Натянув военную форму, даже самые хлипкие из нас обрели некую «мужественную» независимость, зато мы оказались зависимыми от совершенно иных обстоятельств. Опека семьи, всегда готовой обсудить с пристрастием любой твой поступок и выписать приличествующий случаю рецепт, опека, направленная на тебя лично, сменилась куда более жесткой опекой нас всех, вместе взятых.

— Смир-на-а!..

Конечно, в массе легче затеряться, это верно, только… После первого же проступка и последовавшего за ним возмездия я раз навсегда уяснил себе, что разбираться в первопричинах наших оплошностей здесь никто не станет и ждать с точностью до грамма выверенной справедливости никак не приходится. Тоже радости мало…

Но если бы только в опеке было дело! Здесь все, решительно все было другим. Вместо своего уголка в родительских комнатах — казарма человек на двести. Вместо привольного скольжения куда твоей душеньке угодно — четко регламентированное продвижение вперед.

— Шагом — арш!..

И ни минуты одному, ни минуточки. Разве вот ночью, во время дневальства, только ночью смертельно тянет вздремнуть, а спать никак нельзя: ты охраняешь товарищей, и оружие, и противогазы, и вообще в твоих руках сосредоточена готовность к бою чуть ли не всей Красной Армии.

— Подъе-е-ем!.. Боевая тревога!..

Какова ответственность! И все же ночью ты один, а днем тебя все время окружают малознакомые люди, так и норовящие грубовато пошутить, поддеть, подглядеть твою слабость, высмеять. Помните, как хохотал над неурядицами, случавшимися не только с его дружками, но и с ним самим, матрос Фадеев, вестовой И. А. Гончарова во время плавания на фрегате «Паллада»?..

Сталкиваясь изредка с чем-то подобным дома, я отнюдь не прерывал контактов с родными, близкими, друзьями, одноклассниками. Теперь же, если и подворачивался кто-то, кому можно было поплакаться в жилетку, он, скорее всего, так же плохо ориентировался пока в этой особой жизни, как и я сам.

— Ра-азговорчики в строю!..

Мне еще посчастливилось: я попал в полк связи, дислоцировавшийся в городе Риге. Полк был нацелен не на шагистику, а на техническую подготовку и выучку, а то, что находились мы в недавно освобожденной Прибалтике, вдвойне стимулировало выход личного состава на самые передовые, по тому времени, рубежи.

…Вообще пристальное знакомство с Прибалтикой — тогда с Латвией, впоследствии с Эстонией и Литвой — много значило в моей жизни, кое-чему научило, часто заставляло задумываться.

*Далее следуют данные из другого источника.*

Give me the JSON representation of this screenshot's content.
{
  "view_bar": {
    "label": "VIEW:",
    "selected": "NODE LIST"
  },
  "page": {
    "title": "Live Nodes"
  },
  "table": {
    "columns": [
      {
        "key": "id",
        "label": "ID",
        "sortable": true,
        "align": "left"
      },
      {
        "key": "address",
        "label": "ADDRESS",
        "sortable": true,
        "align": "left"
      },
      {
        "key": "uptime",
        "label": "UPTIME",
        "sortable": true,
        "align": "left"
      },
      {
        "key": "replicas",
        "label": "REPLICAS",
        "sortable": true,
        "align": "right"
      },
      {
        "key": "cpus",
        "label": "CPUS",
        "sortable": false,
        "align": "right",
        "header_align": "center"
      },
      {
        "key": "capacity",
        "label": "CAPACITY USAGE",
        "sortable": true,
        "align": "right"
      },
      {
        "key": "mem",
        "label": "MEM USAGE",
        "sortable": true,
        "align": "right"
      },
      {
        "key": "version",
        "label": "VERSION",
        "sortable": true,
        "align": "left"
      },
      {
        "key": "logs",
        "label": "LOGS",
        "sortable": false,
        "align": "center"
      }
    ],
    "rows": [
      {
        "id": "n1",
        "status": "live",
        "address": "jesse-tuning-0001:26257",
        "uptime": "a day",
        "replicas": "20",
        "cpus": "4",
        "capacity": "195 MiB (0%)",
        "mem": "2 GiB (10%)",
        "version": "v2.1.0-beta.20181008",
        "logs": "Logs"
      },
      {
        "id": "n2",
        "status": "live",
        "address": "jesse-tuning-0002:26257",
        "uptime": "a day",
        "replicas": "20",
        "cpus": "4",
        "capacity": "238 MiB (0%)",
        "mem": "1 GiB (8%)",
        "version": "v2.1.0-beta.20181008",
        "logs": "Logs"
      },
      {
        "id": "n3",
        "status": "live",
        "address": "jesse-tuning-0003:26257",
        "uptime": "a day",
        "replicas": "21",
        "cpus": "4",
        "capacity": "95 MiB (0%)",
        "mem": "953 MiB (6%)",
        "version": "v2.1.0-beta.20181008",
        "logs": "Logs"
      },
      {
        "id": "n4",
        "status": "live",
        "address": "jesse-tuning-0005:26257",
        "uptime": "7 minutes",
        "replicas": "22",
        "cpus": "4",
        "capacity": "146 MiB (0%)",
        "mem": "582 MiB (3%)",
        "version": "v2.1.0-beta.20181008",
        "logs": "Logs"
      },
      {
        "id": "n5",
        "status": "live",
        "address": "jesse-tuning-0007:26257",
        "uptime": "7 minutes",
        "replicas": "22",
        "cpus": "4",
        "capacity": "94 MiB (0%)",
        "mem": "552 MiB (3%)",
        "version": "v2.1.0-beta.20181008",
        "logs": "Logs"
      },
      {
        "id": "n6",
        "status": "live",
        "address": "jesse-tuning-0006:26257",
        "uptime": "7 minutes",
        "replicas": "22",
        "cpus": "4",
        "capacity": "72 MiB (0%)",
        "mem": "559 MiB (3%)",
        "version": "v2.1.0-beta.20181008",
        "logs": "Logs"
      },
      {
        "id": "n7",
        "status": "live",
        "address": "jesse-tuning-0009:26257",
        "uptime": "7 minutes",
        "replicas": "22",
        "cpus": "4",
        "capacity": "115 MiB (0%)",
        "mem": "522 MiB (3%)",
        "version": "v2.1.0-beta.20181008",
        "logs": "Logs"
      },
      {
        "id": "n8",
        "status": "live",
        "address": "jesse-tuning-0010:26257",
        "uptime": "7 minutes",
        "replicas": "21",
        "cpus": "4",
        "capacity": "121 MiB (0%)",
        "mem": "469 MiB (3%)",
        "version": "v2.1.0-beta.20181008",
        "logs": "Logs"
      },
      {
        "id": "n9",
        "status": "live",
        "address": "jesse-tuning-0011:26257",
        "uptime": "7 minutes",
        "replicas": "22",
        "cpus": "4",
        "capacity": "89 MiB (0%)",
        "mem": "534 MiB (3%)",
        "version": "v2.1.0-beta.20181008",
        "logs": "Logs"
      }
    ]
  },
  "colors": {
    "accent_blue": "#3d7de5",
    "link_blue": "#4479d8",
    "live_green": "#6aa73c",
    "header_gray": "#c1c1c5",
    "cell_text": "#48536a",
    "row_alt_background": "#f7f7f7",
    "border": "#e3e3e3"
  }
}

Трудолюбие, несомненный вкус к работе — но и умение отдыхать; память о прошлом всего народа — и одной семьи: помню первое впечатление от десятков огоньков на могилах в день поминовения усопших; тщательная отделка вновь строящихся зданий, скверов, парков, мостовых, высокий, в общем, уровень жизни — но и недостаточная подчас ее духовная насыщенность; обогащение как самоцель — так и стоит перед глазами латышский хутор с прекрасным каменным, светлым коровником-домом — и хижиной с земляным полом, где ютились хозяева; десяток ухоженнейших коров — и изможденная женщина, с утра до вечера вращающая ручку сепаратора: казалось, не она вращает прислуживающую ей машину, а требовательный, без устали жужжащий аппарат приковал ее к себе. Контрасты…

То есть, собственно, сказать, что я «попал» в полк связи, будет не совсем точно. Когда я еще учился в школе, классе в десятом, нас вызывали в военкомат и приписывали к тому или иному роду войск, считаясь, по возможности, и с нашим желанием. И вот в тот день, когда подошла моя очередь идти в военкомат, меня остановил в верхнем коридоре школы наш военрук, пожилой человек, судя по выправке и удивительно аккуратно лежавшим белоснежным волосам, из бывших офицеров. Я ведал военным сектором в комсомольском бюро и был одним из активных его помощников — любил стрелять и стрелял неплохо и, главное, ощущал в военном деле, так же как и в физкультуре, определенность, так недостававшую мне в других предметах. Правда, в военное училище я поступать не стал, хотя большая группа старшеклассников нашей школы поступила туда весьма охотно.